I mean, all the great games do it. Baseball. Don't get me started. Again. Well, maybe just this. Sometime this spring Barry Bonds and Sammy Sosa are going to appear in the same game.

In fact, checking my handy-dandy spring schedule, it could happen March 10 in Scottsdale, a reunion of the last remaining poster frauds for the steroid era, pending actual proof, of course.

Poor Sosa's corked bat is a mere crumb on the cheater's menu.

Football? Well, there was San Diego's Shawn Merriman accepting his reward at the Pro Bowl, the most prominent bustee of the NFL season, though the list is much longer than that.

Reggie Bush may yet take down USC, either then or now, for rules improprieties.

Hockey has penalties for cheating built into a box, expecting the worst and giving it a time limit.

Gonzaga just suspended a couple of its basketball players for mushrooms. The startling part of that sentence is not mushrooms but Gonzaga.

We may be a slow day away from another point-shaving scandal in basketball. These things seem to have a cycle.

The NBA is taking photo-ops in the home of the point spread, not to rattle that can again.

But speaking of cycles, Floyd Landis has announced that he will not defend the Tour de France yellow jersey, nor give it back, either. If bicycle racing did not have drug cheats it would have no image at all.

Italian soccer has fixed more results than wrestling.

On and on it goes, so that when news arrives that stock car racers have cheated before the Daytona 500, well, all you can think is, it's about time.

Not that you can understand the violation without an Idiot's Guide to Motor Cars, and not even then, but the numbers are impressive and the names are vaguely familiar.

Six crews found cheating, including Jeff Gordon and one of the Waltrips. Heretofore the biggest story going into another racing season was whether Dale Earnhardt Jr. was going to wrest his own and his father's name away from his stepmother.

Nothing like a little family squabble over stock car racing's greatest figurehead to grab a few headlines, but better yet, how about a little cheating scandal?

That shows stock car racers care just as much as Olympic sprinters, are just as dedicated as home run hitters, are as obsessed with winning as NFL linebackers.

NASCAR, you see, has been declining of late, in TV ratings, in attendance, in its general thrust out of the sticks and into the affections of civilization.

It was the fastest-growing sport since, well, since figure skating was born at the end of a poorly timed whack at Nancy Kerrigan's knee.

There was that most awful of accusations being thrown around, that stock car racing had plateaued, not that you would hear a word like plateau in a NASCAR pit unless it had something to do with shoes.

How did baseball win back its fans after its labor foolishness abolished the '94 World Series? Why, it juiced its players to hit home runs and boasted that chicks dig the long ball.

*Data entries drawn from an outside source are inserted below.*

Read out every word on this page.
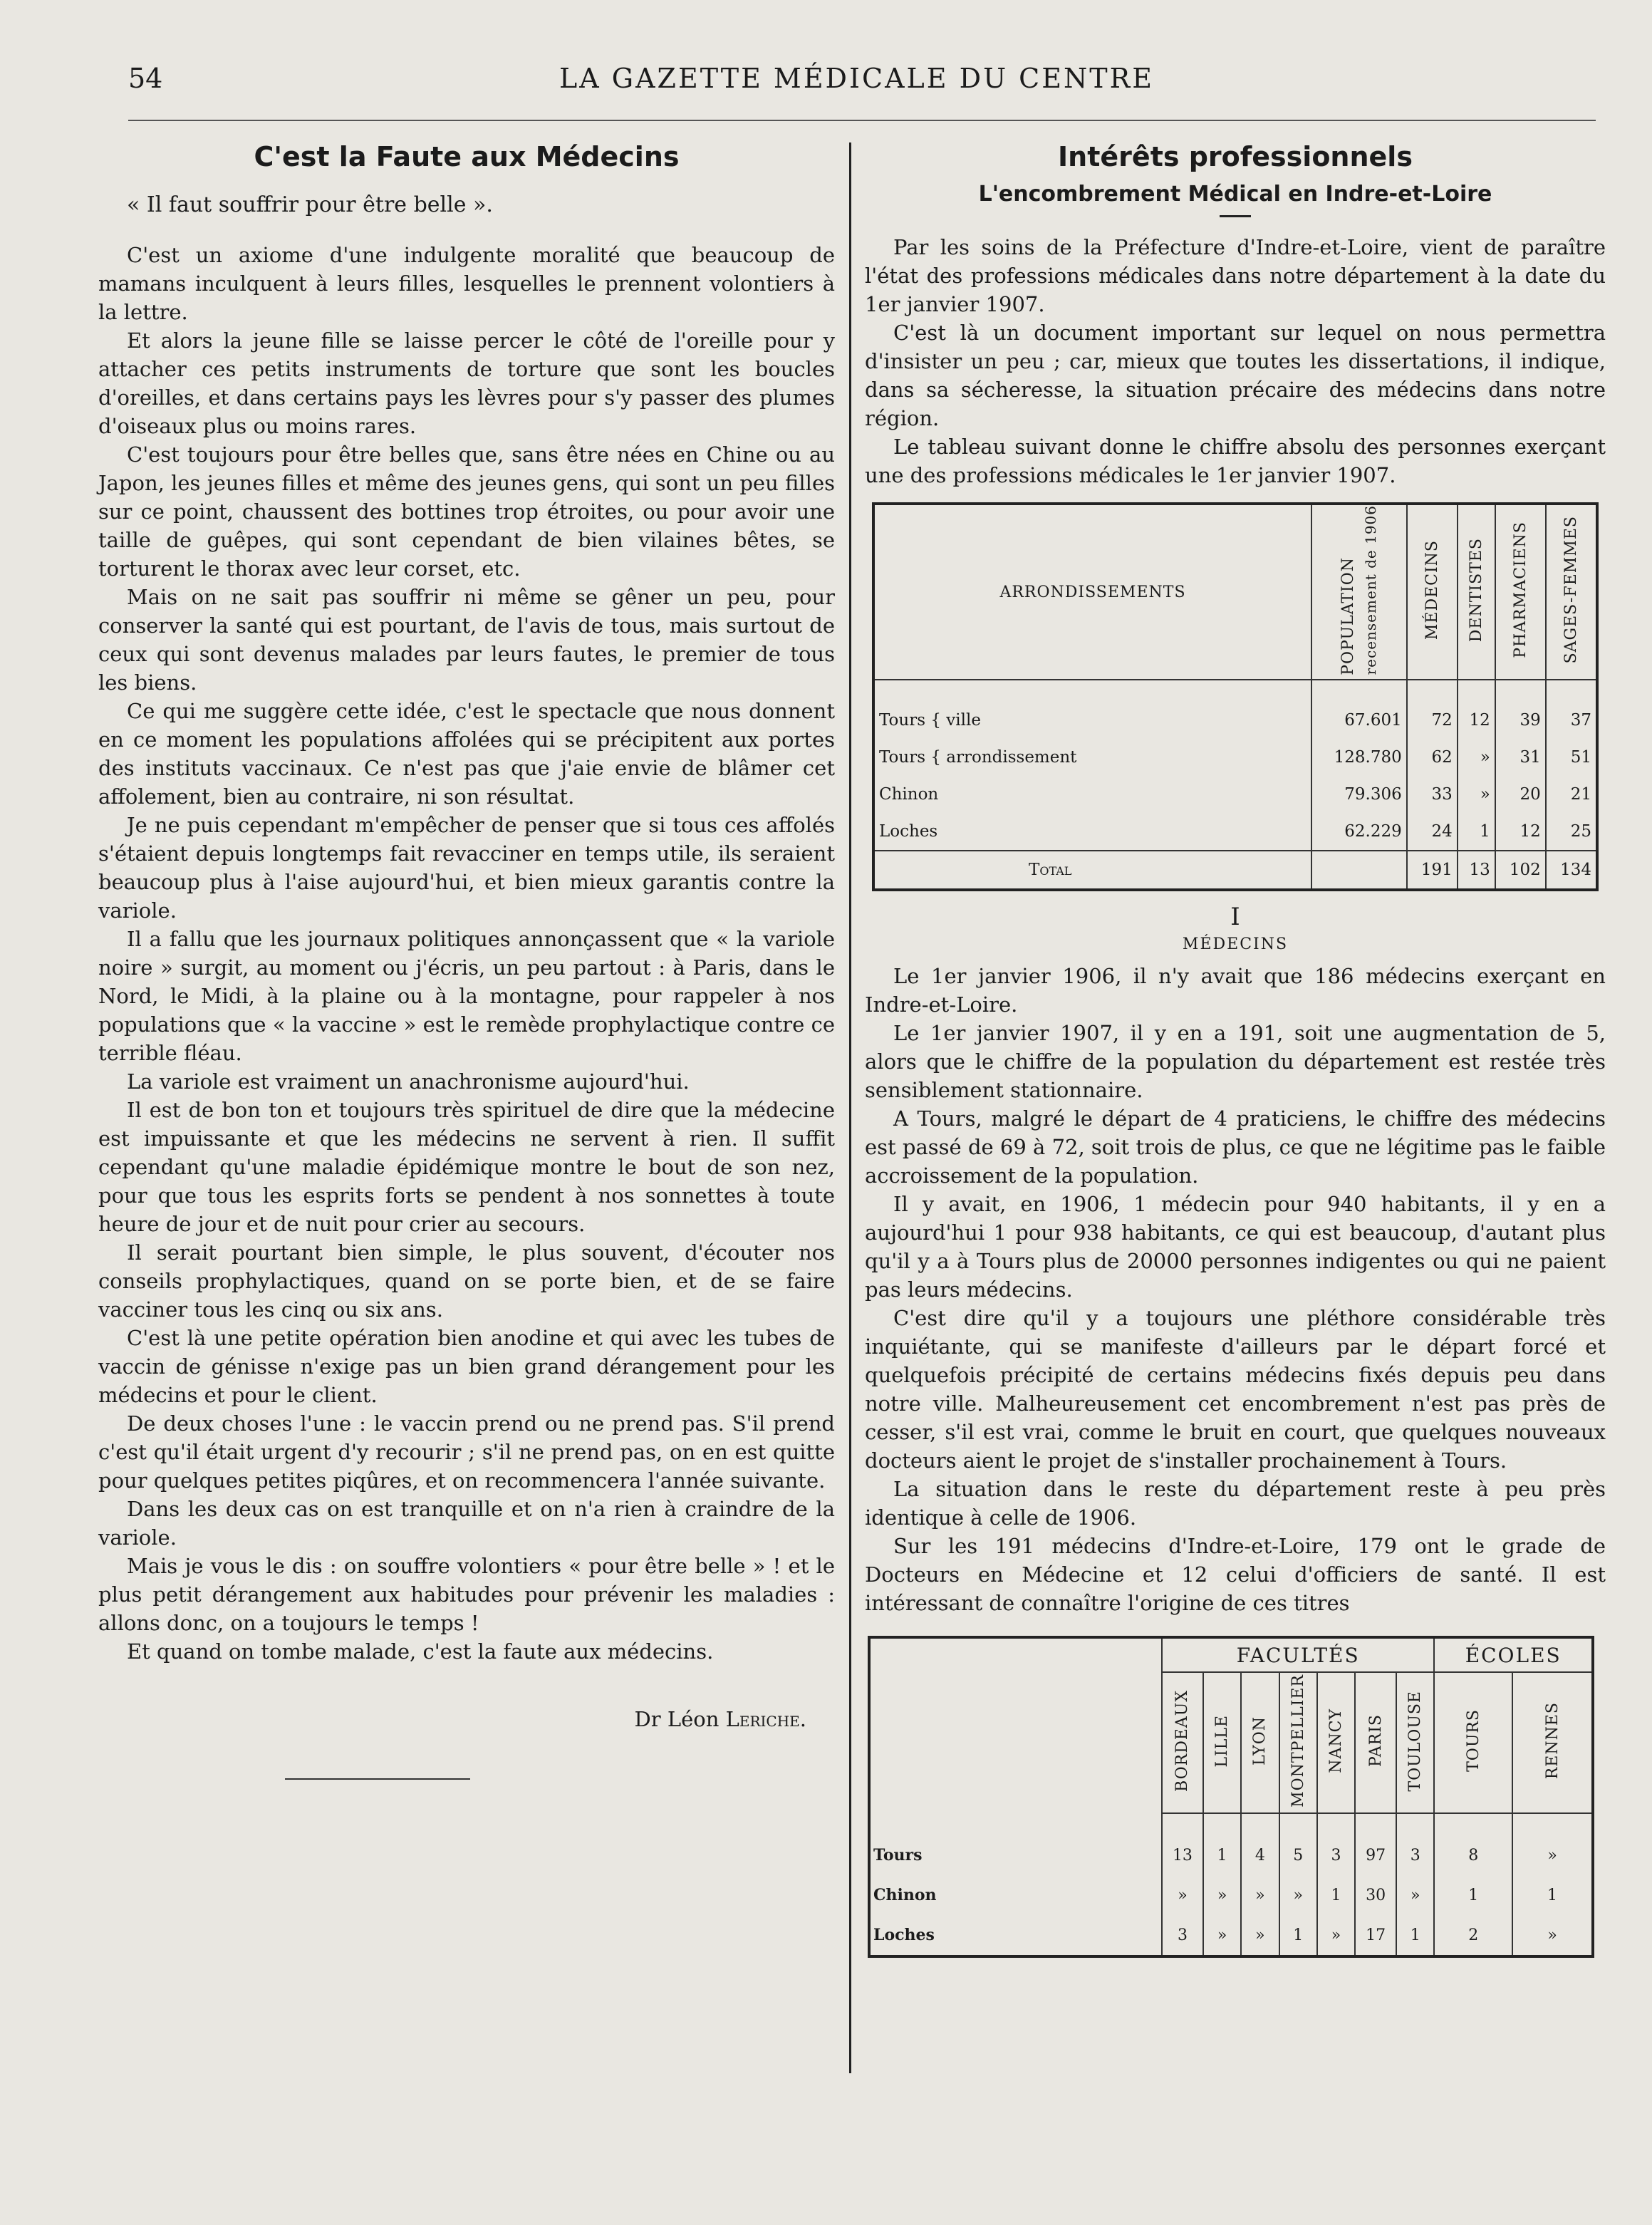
54	LA GAZETTE MÉDICALE DU CENTRE
C'est la Faute aux Médecins
« Il faut souffrir pour être belle ».

C'est un axiome d'une indulgente moralité que beaucoup de mamans inculquent à leurs filles, lesquelles le prennent volontiers à la lettre.

Et alors la jeune fille se laisse percer le côté de l'oreille pour y attacher ces petits instruments de torture que sont les boucles d'oreilles, et dans certains pays les lèvres pour s'y passer des plumes d'oiseaux plus ou moins rares.

C'est toujours pour être belles que, sans être nées en Chine ou au Japon, les jeunes filles et même des jeunes gens, qui sont un peu filles sur ce point, chaussent des bottines trop étroites, ou pour avoir une taille de guêpes, qui sont cependant de bien vilaines bêtes, se torturent le thorax avec leur corset, etc.

Mais on ne sait pas souffrir ni même se gêner un peu, pour conserver la santé qui est pourtant, de l'avis de tous, mais surtout de ceux qui sont devenus malades par leurs fautes, le premier de tous les biens.

Ce qui me suggère cette idée, c'est le spectacle que nous donnent en ce moment les populations affolées qui se précipitent aux portes des instituts vaccinaux. Ce n'est pas que j'aie envie de blâmer cet affolement, bien au contraire, ni son résultat.

Je ne puis cependant m'empêcher de penser que si tous ces affolés s'étaient depuis longtemps fait revacciner en temps utile, ils seraient beaucoup plus à l'aise aujourd'hui, et bien mieux garantis contre la variole.

Il a fallu que les journaux politiques annonçassent que « la variole noire » surgit, au moment ou j'écris, un peu partout : à Paris, dans le Nord, le Midi, à la plaine ou à la montagne, pour rappeler à nos populations que « la vaccine » est le remède prophylactique contre ce terrible fléau.

La variole est vraiment un anachronisme aujourd'hui.

Il est de bon ton et toujours très spirituel de dire que la médecine est impuissante et que les médecins ne servent à rien. Il suffit cependant qu'une maladie épidémique montre le bout de son nez, pour que tous les esprits forts se pendent à nos sonnettes à toute heure de jour et de nuit pour crier au secours.

Il serait pourtant bien simple, le plus souvent, d'écouter nos conseils prophylactiques, quand on se porte bien, et de se faire vacciner tous les cinq ou six ans.

C'est là une petite opération bien anodine et qui avec les tubes de vaccin de génisse n'exige pas un bien grand dérangement pour les médecins et pour le client.

De deux choses l'une : le vaccin prend ou ne prend pas. S'il prend c'est qu'il était urgent d'y recourir ; s'il ne prend pas, on en est quitte pour quelques petites piqûres, et on recommencera l'année suivante.

Dans les deux cas on est tranquille et on n'a rien à craindre de la variole.

Mais je vous le dis : on souffre volontiers « pour être belle » ! et le plus petit dérangement aux habitudes pour prévenir les maladies : allons donc, on a toujours le temps !

Et quand on tombe malade, c'est la faute aux médecins.

Dr Léon Leriche.
Intérêts professionnels
L'encombrement Médical en Indre-et-Loire

Par les soins de la Préfecture d'Indre-et-Loire, vient de paraître l'état des professions médicales dans notre département à la date du 1er janvier 1907.

C'est là un document important sur lequel on nous permettra d'insister un peu ; car, mieux que toutes les dissertations, il indique, dans sa sécheresse, la situation précaire des médecins dans notre région.

Le tableau suivant donne le chiffre absolu des personnes exerçant une des professions médicales le 1er janvier 1907.

ARRONDISSEMENTS	POPULATION recensement de 1906	MÉDECINS	DENTISTES	PHARMACIENS	SAGES-FEMMES
Tours { ville	67.601	72	12	39	37
Tours { arrondissement	128.780	62	»	31	51
Chinon	79.306	33	»	20	21
Loches	62.229	24	1	12	25
Total		191	13	102	134
I
MÉDECINS

Le 1er janvier 1906, il n'y avait que 186 médecins exerçant en Indre-et-Loire.

Le 1er janvier 1907, il y en a 191, soit une augmentation de 5, alors que le chiffre de la population du département est restée très sensiblement stationnaire.

A Tours, malgré le départ de 4 praticiens, le chiffre des médecins est passé de 69 à 72, soit trois de plus, ce que ne légitime pas le faible accroissement de la population.

Il y avait, en 1906, 1 médecin pour 940 habitants, il y en a aujourd'hui 1 pour 938 habitants, ce qui est beaucoup, d'autant plus qu'il y a à Tours plus de 20000 personnes indigentes ou qui ne paient pas leurs médecins.

C'est dire qu'il y a toujours une pléthore considérable très inquiétante, qui se manifeste d'ailleurs par le départ forcé et quelquefois précipité de certains médecins fixés depuis peu dans notre ville. Malheureusement cet encombrement n'est pas près de cesser, s'il est vrai, comme le bruit en court, que quelques nouveaux docteurs aient le projet de s'installer prochainement à Tours.

La situation dans le reste du département reste à peu près identique à celle de 1906.

Sur les 191 médecins d'Indre-et-Loire, 179 ont le grade de Docteurs en Médecine et 12 celui d'officiers de santé. Il est intéressant de connaître l'origine de ces titres

	FACULTÉS							ÉCOLES	
	BORDEAUX	LILLE	LYON	MONTPELLIER	NANCY	PARIS	TOULOUSE	TOURS	RENNES
Tours	13	1	4	5	3	97	3	8	»
Chinon	»	»	»	»	1	30	»	1	1
Loches	3	»	»	1	»	17	1	2	»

Football players must be bigger and faster and hit harder every year and if they get caught, why, just give them a month's vacation and still let them play in the Pro Bowl. Or if they are under house arrest, let them play in the Super Bowl.

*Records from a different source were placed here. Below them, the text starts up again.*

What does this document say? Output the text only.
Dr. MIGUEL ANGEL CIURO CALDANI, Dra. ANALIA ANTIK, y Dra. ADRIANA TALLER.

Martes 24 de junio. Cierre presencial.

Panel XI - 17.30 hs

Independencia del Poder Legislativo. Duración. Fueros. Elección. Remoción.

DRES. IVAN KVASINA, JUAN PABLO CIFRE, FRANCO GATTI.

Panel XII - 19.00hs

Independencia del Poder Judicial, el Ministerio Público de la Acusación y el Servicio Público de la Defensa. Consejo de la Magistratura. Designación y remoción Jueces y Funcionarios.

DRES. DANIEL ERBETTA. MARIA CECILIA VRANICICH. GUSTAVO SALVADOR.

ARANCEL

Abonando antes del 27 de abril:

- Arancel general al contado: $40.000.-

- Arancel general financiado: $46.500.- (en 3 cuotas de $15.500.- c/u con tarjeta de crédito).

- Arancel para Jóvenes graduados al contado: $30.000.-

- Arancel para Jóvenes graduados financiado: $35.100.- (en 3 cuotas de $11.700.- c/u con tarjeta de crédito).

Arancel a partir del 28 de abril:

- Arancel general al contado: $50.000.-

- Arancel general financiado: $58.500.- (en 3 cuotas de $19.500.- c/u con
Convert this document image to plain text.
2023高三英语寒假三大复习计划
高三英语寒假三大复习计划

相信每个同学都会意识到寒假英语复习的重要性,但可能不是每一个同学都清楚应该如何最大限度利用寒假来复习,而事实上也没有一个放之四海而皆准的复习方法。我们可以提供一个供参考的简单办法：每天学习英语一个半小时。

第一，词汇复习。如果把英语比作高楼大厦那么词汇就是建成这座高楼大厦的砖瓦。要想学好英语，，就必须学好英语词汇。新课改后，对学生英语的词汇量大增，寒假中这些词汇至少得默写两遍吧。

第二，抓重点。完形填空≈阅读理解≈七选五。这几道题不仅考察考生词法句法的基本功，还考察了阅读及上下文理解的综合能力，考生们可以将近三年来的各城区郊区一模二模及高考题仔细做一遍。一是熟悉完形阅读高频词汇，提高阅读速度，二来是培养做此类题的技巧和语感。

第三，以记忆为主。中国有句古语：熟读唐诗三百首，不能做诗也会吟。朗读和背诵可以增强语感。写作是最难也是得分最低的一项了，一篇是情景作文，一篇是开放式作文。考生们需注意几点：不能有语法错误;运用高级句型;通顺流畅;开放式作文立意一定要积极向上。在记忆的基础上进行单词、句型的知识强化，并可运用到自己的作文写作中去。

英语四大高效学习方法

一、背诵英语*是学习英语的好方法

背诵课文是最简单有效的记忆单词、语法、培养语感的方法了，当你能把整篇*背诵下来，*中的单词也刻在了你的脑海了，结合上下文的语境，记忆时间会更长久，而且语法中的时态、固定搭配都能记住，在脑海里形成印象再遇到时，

Is NASCAR any less committed than soccer, where passions are so riled that games are played in empty stadiums for safety?

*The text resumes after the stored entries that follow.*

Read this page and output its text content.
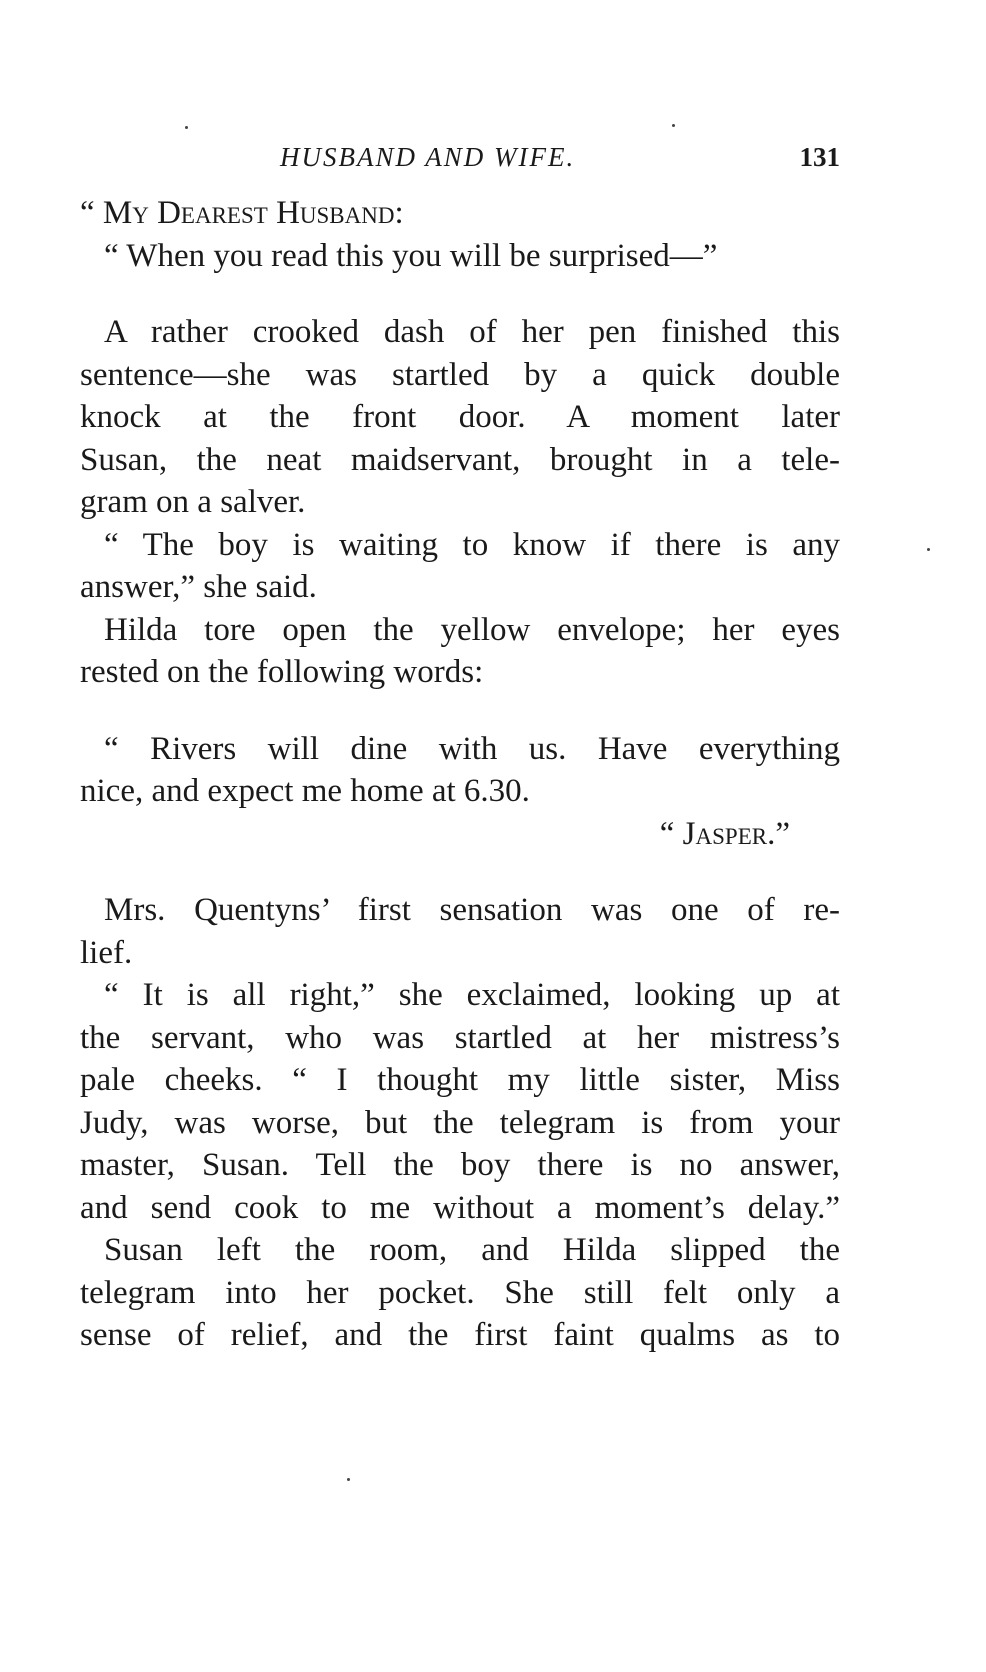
HUSBAND AND WIFE.	131
“ My Dearest Husband:
“ When you read this you will be surprised—”
A rather crooked dash of her pen finished this
sentence—she was startled by a quick double
knock at the front door. A moment later
Susan, the neat maidservant, brought in a tele-
gram on a salver.
“ The boy is waiting to know if there is any
answer,” she said.
Hilda tore open the yellow envelope; her eyes
rested on the following words:
“ Rivers will dine with us. Have everything
nice, and expect me home at 6.30.
“ Jasper.”
Mrs. Quentyns’ first sensation was one of re-
lief.
“ It is all right,” she exclaimed, looking up at
the servant, who was startled at her mistress’s
pale cheeks. “ I thought my little sister, Miss
Judy, was worse, but the telegram is from your
master, Susan. Tell the boy there is no answer,
and send cook to me without a moment’s delay.”
Susan left the room, and Hilda slipped the
telegram into her pocket. She still felt only a
sense of relief, and the first faint qualms as to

Stock car racing has a grand tradition of cheating, all sorts of chicanery, not that you would hear the word chicanery in a NASCAR pit unless it had something to do with coffee.

It does not matter exactly what they did, or even if we understand how holes in wheel wells make a car go faster. What we know is they are trying and working with what they have.

You just have to keep up. Nobody cheats in tennis any more, or maybe ever, and see what has become of that.

Golf? Without Tiger Woods it is just a parade of ciphers in shirts that don't fit.

No, the important thing is, we know NASCAR cares enough to cheat, just like real sports.